Politycy Nowoczesnej zachęcają samorządy do wsparcia zabiegów in vitro. W kilkunastu miastach trwa zbieranie podpisów pod projektami uchwał, a w poniedziałek partia złożyła taki wniosek na ręce prezydenta Katowic.

– Obecnie trwają konsultacje i rozważane jest podjęcie inicjatywy również na terenie powiatu gliwickiego. Wierzymy, że samorządowcy, w oparciu m.in o ocenę zapotrzebowania na taką procedurę wśród mieszkańców i środków w budżecie, podejmą najwłaściwsze decyzje dla swoich lokalnych społeczności – mówi nam Marta Golbik, posłanka Nowoczesnej z Gliwic.

Inicjatywa Nowoczesnej to odpowiedź na unieważnienie programu refundacji in vitro przez rząd. Resort prowadzony przez ministra Konstantego Radziwiłła opracował własny pomysł na rozwój leczenia niepłodności „wszystkim innymi dostępnymi metodami terapeutycznymi niż zapłodnienie in vitro”. Program zakłada m.in. leczenie chirurgiczne, farmakologiczne i wsparcie psychologiczne.
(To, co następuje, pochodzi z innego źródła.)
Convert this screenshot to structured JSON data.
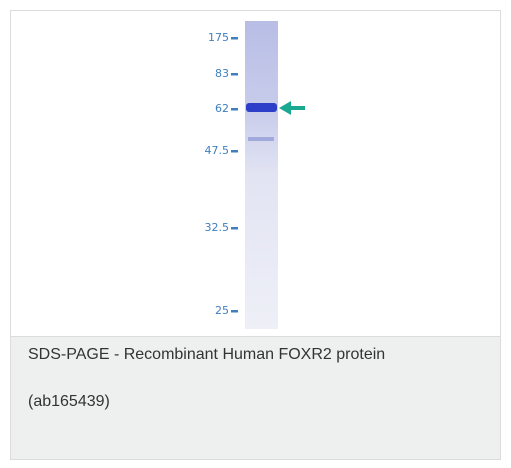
{
  "figure": {
    "markers": [
      "175",
      "83",
      "62",
      "47.5",
      "32.5",
      "25"
    ],
    "caption": {
      "line1": "SDS-PAGE - Recombinant Human FOXR2 protein",
      "line2": "(ab165439)"
    }
  }
}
– Nowoczesna uważa, że polscy lekarze powinni mieć możliwość wyboru najwłaściwszej metody leczenia pacjenta, bez ograniczeń wynikających np. z przyczyn ideologicznych.

Decyzję Ministerstwa Zdrowia o cofnięciu finansowania procedury in vitro, odbieramy jako niepopartą argumentami merytorycznymi wynikającymi z wiedzy medycznej – komentuje Golbik.
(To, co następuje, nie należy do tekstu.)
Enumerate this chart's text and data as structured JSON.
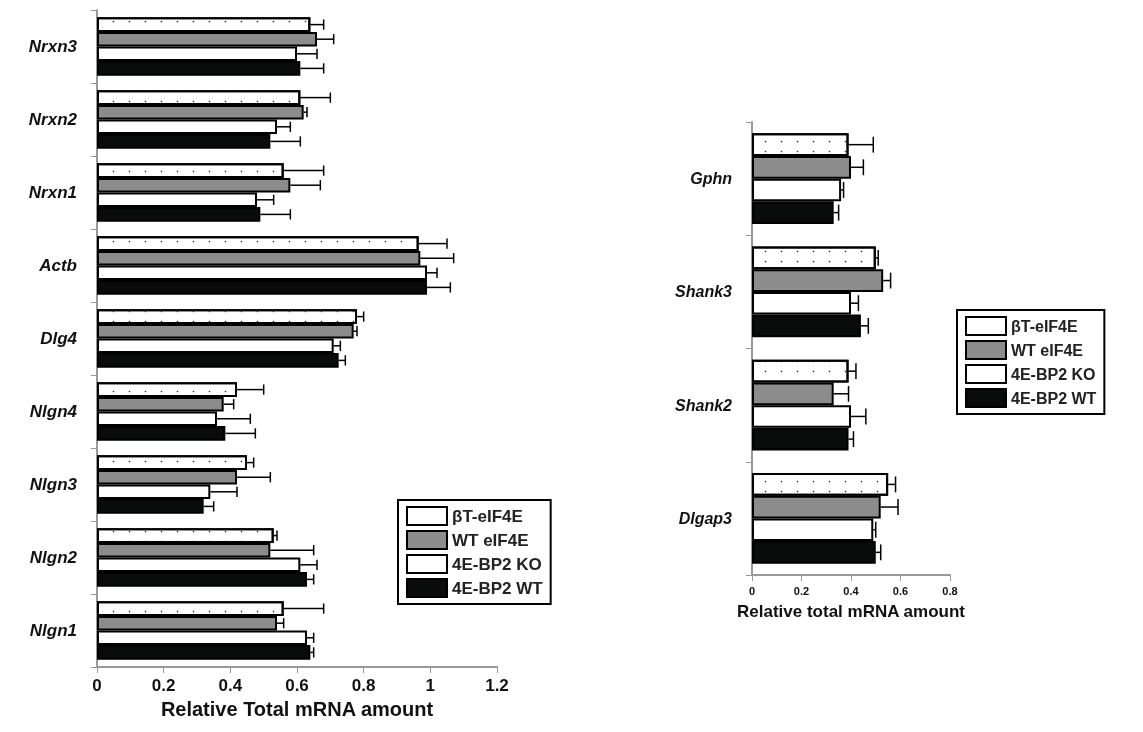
{
  "chart_data": [
    {
      "type": "bar",
      "orientation": "horizontal",
      "xlabel": "Relative Total mRNA amount",
      "categories": [
        "Nrxn3",
        "Nrxn2",
        "Nrxn1",
        "Actb",
        "Dlg4",
        "Nlgn4",
        "Nlgn3",
        "Nlgn2",
        "Nlgn1"
      ],
      "series": [
        {
          "name": "βT-eIF4E",
          "color": "#ffffff",
          "values": [
            0.64,
            0.61,
            0.56,
            0.965,
            0.78,
            0.42,
            0.45,
            0.53,
            0.56
          ],
          "errors": [
            0.04,
            0.09,
            0.12,
            0.085,
            0.02,
            0.08,
            0.02,
            0.01,
            0.12
          ]
        },
        {
          "name": "WT eIF4E",
          "color": "#8c8c8c",
          "values": [
            0.66,
            0.62,
            0.58,
            0.97,
            0.77,
            0.38,
            0.42,
            0.52,
            0.54
          ],
          "errors": [
            0.05,
            0.01,
            0.09,
            0.1,
            0.01,
            0.03,
            0.1,
            0.13,
            0.02
          ]
        },
        {
          "name": "4E-BP2 KO",
          "color": "#ffffff",
          "values": [
            0.6,
            0.54,
            0.48,
            0.99,
            0.71,
            0.36,
            0.34,
            0.61,
            0.63
          ],
          "errors": [
            0.06,
            0.04,
            0.05,
            0.03,
            0.02,
            0.1,
            0.08,
            0.05,
            0.02
          ]
        },
        {
          "name": "4E-BP2 WT",
          "color": "#0a0c0c",
          "values": [
            0.61,
            0.52,
            0.49,
            0.99,
            0.725,
            0.385,
            0.32,
            0.63,
            0.64
          ],
          "errors": [
            0.07,
            0.09,
            0.09,
            0.07,
            0.02,
            0.09,
            0.03,
            0.02,
            0.01
          ]
        }
      ],
      "xlim": [
        0,
        1.2
      ],
      "xticks": [
        0,
        0.2,
        0.4,
        0.6,
        0.8,
        1,
        1.2
      ],
      "grid": false,
      "legend": "bottom right"
    },
    {
      "type": "bar",
      "orientation": "horizontal",
      "xlabel": "Relative total mRNA amount",
      "categories": [
        "Gphn",
        "Shank3",
        "Shank2",
        "Dlgap3"
      ],
      "series": [
        {
          "name": "βT-eIF4E",
          "color": "#ffffff",
          "values": [
            0.39,
            0.5,
            0.39,
            0.55
          ],
          "errors": [
            0.1,
            0.01,
            0.03,
            0.03
          ]
        },
        {
          "name": "WT eIF4E",
          "color": "#8c8c8c",
          "values": [
            0.4,
            0.53,
            0.33,
            0.52
          ],
          "errors": [
            0.05,
            0.03,
            0.06,
            0.07
          ]
        },
        {
          "name": "4E-BP2 KO",
          "color": "#ffffff",
          "values": [
            0.36,
            0.4,
            0.4,
            0.49
          ],
          "errors": [
            0.01,
            0.03,
            0.06,
            0.01
          ]
        },
        {
          "name": "4E-BP2 WT",
          "color": "#0a0c0c",
          "values": [
            0.33,
            0.44,
            0.39,
            0.5
          ],
          "errors": [
            0.02,
            0.03,
            0.02,
            0.02
          ]
        }
      ],
      "xlim": [
        0,
        0.8
      ],
      "xticks": [
        0,
        0.2,
        0.4,
        0.6,
        0.8
      ],
      "grid": false,
      "legend": "right"
    }
  ]
}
Szacuje się, że w Gliwicach problem może dotyczyć około 40-50 par. Nieoficjalnie mówi się, że wstępne rozmowy z Magistratem w tej sprawie były już prowadzone, ale na przeszkodzie stoją przede wszystkim kwestie finansowe. W Katowicach, koszt wprowadzenia projektu w życie oszacowano na 900 tysięcy złotych rocznie. W Gliwicach mogłaby to być kwestia ok. 150-200 tysięcy złotych.
Nie bez znaczenia dla sprawy jest silna współpraca gliwickiej Nowoczesnej ze środowiskiem prezydenta Zygmunta Frankiewicza i poparcie, jakie wyraził on w ostatnich wyborach parlamentarnych Ryszardowi Petru. Magistrat zapytany o prowadzone rozmowy jednak zaprzecza.
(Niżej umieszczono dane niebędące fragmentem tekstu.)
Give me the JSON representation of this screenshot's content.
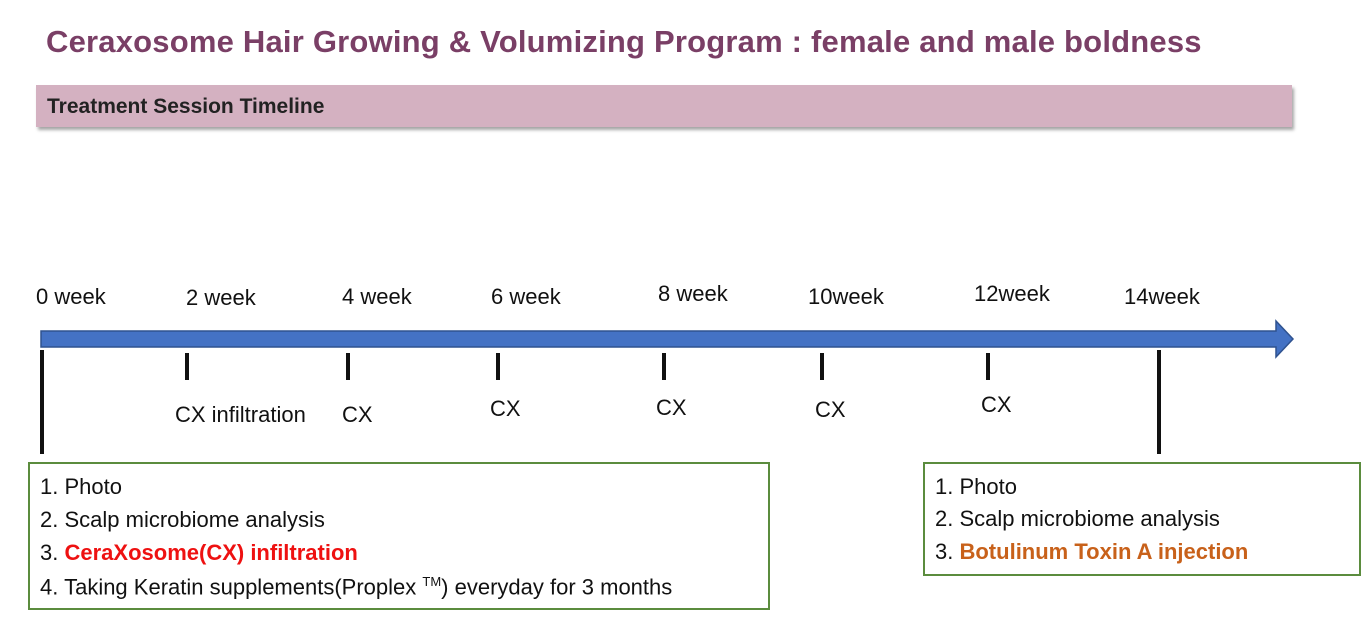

– Samorząd miasta Gliwice nie zajmuje się obecnie sprawą finansowania in vitro.

Władze miasta nie mają na tym polu doświadczeń i uważają, że nie jest to temat dla samorządu. W Gliwicach bardzo ważne jest teraz rozbudowanie Gliwickiego Centrum Medycznego, które kosztować może około 120 mln zł, i to jest priorytet, bo inwestycja ta służyć będzie wszystkim gliwiczanom i zdecydowanie poprawi jakość usług medycznych – komentuje Joanna Lenczowska z biura rzecznika prasowego Prezydenta Gliwic.

PROBLEM DLA RADNYCH

Gdyby jednak Nowoczesna rzeczywiście zdecydowała się na złożenie projektu, ewentualna uchwała zrobiłaby sporo zamieszania w Radzie Miasta. Trudno spodziewać się, że pomysł poprze PiS, głosujący do tej pory dość zgodnie z ugrupowaniem prezydenckim. O jednomyślność łatwo nie będzie też pewnie w samej Koalicji dla Gliwic. Tzw. „frankiewiczów” łączy sposób patrzenia na Gliwice, ale ideologicznie KdGZF jest podzielona i gromadzi u siebie zarówno sympatyków o poglądach lewicowych, jak i tych bliższych prawej strony sceny politycznej.

Do tej pory Nowoczesna podpisy pod projektami uchwał zbierała m.in. w Toruniu, Rzeszowie, Szczecinie, Lublinie, Gdańsku, Poznaniu o Kaliszu i Bydgoszczy. Sam pomysł finansowania programu in vitro przez gminy nie jest nowy. W województwie śląskim od 2012 roku na takie wsparcie mogą liczyć mieszkańcy Częstochowy, a w przyszłym roku podobny program ruszy w Sosnowcu.